Wednesday, November 23, 2016

UNDERCOVER CLAUS

Opening today:


Bad Santa 2Back in 2003, I was in the midst of what I regarded as a particularly un-merry holiday season. I saw Terry Zwigoff’s Bad Santa, and laughed so hard that I thought I might need medical attention. It wasn’t an especially well-made movie, but its childish upending of clichéd holiday wholesomeness essentially saved Christmas for me that year.

Billy Bob Thornton returns in this 13-years-belated sequel, again as Willie, a drunken, depressive, fetishistic safecracker who uses a Santa costume as his front. Here he’s pressed into service by his diminutive former accomplice Marcus (Tony Cox), donning the costume again to rob a fraudulent charity in Chicago. The mastermind—if that’s the word—behind the plot is Willie’s loathed mother Sunny (Kathy Bates).

Few would suggest that this episodic, clumsily-structured caper farce is crackerjack moviemaking. It relies on a ridiculously easy comedic strategy—set up saccharine Christmas imagery and music and blow raspberries at it.

So sure, Bad Santa 2 isn’t a great movie. But Billy Bob Thornton is a great movie star. I don’t just mean he’s a great actor, though he is; he also has the authoritative presence of a true star. Watching him here isn’t just watching a drawly guy spout vile obscenity and epithets—amusing enough for a while, but only for a while—it’s also getting a taste of the vast, defeated bleakness of outlook from which this invective arises.

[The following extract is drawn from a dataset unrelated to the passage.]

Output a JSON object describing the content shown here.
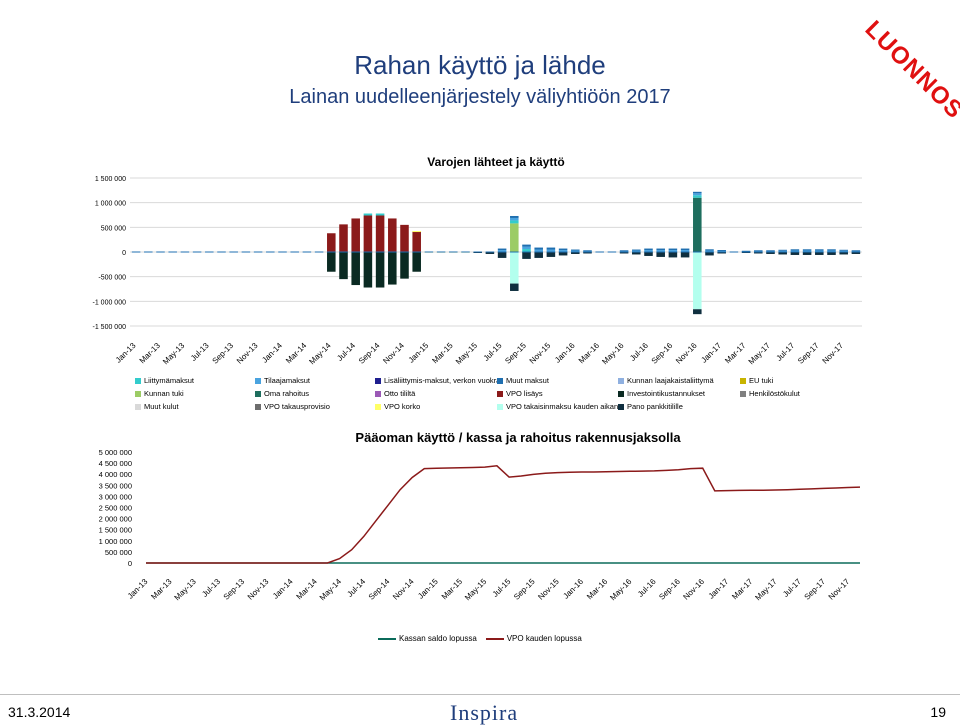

His characterization carries a whisper of the tragic to it, and indeed this might take over and spoil the fun if it weren’t for Willie’s strange magnetism, sexual and otherwise. In the first movie he was irresistible to Lauren Graham; here his romantic—if that’s the word—interest is Christina Hendricks. So how sorry for him can we feel?

Besides, like the original, Bad Santa 2 is every bit as sentimental as any Christmas movie. We’re meant to see that the true source of Willie’s misery is that, at bottom, he’s a thoroughly decent-hearted fellow.

The journeyman director, Mark Waters, moves things along with reasonable efficiency. Bates is formidable as ever as Sunny. Cox, Octavia Spencer and Brett Kelly—as the oddball Thurman Merman—are amusing in reprised roles from the original. But Thornton is the real show. If, for whatever reason, you aren’t feeling as festive this year as tradition demands, Bad Santa 2 might help you vent some of your negativity. Just don’t take the kiddies.